Outrage over ‘cops as warthogs’ painting continues as LA police union protests
by Toni McAllister
City News Service
January 10, 2017
The Los Angeles Police Protective League and four other police unions are once again calling for the removal of a controversial painting that has twice been removed and re-installed on a wall in the U.S. Capitol Building.
The painting — which depicts police as warthogs aiming guns at a group of protesters — has been an ongoing media spectacle for days, during which time it’s been taken down by Republican representatives Duncan Hunter of California and Doug Lamborn of Colorado, only to be re-hung by Rep. Lacy Clay, D-Missouri.
“By re-hanging this painting in our nation’s capitol, Rep. Clay is not only agreeing with it, but he’s celebrating it,” the LAPPL said in a statement co-signed by the Sergeants Benevolent Association of New York and the San Francisco, Oakland and San Jose Police Officers Associations. “Clay agrees with this painting’s depiction of police officers as pigs looking to gun down innocent people and he shouldn’t cowardly hide behind the first amendment to justify re-hanging the picture.”

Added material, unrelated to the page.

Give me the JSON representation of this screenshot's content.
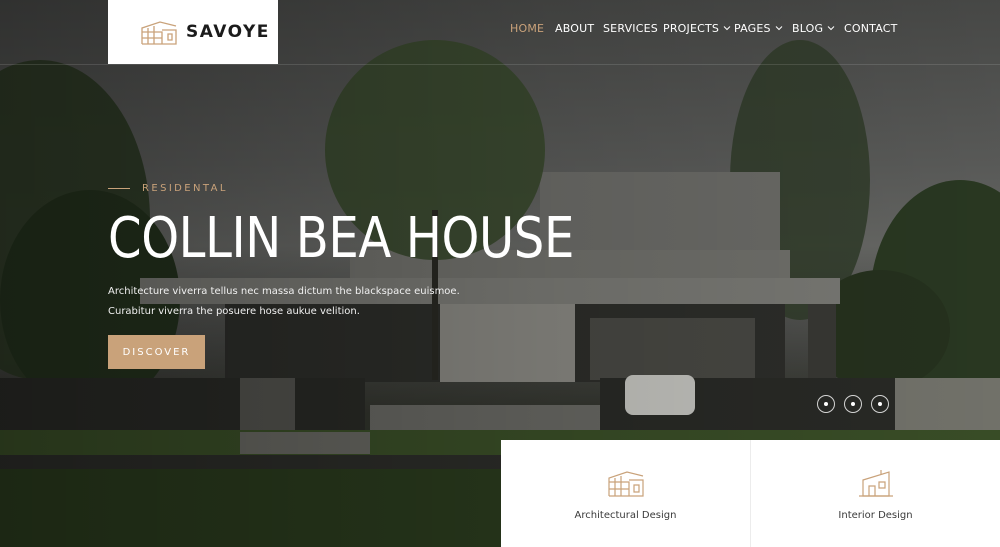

The painting, by then-high school senior David Pulphus, was a winner in the House of Representatives’ “Artistic Discovery” art contest for high school students. Inspired by protesters’ clashes with the Ferguson Police Department in 2014, the painting is called “Untitled #1.”
Clay chose the piece as the winner from his district and it had been hanging without controversy for months until recently, when police unions started to voice opposition.
The LAPPL and four other police unions last week wrote a letter to House Speaker Paul Ryan asking him to take the painting down. At that time, the painting had not been removed.
Since then, both Lamborn and Hunter — who represents parts of San Diego County — have removed the painting, only to have it hung back up by Clay, according to the St. Louis Post-Dispatch. The paper reported the painting might have even been removed and re-hung a third time Tuesday.
“This is really not about a student art competition anymore,” Clay said, according to the Post-Dispatch. “It’s about defending the Constitution.”
EDITOR'S NOTE: I've seen pictures of the hateful painting hung on a wall in Congress by that asshole Lacy Clay. I've also got my old copy of the Black Panther coloring book. One of the pages shows a warthog cop pointing a gun at some black children just like in the painting. I suspect that David Pulphus found a copy of the coloring book and used it make his hate-the-cops painting.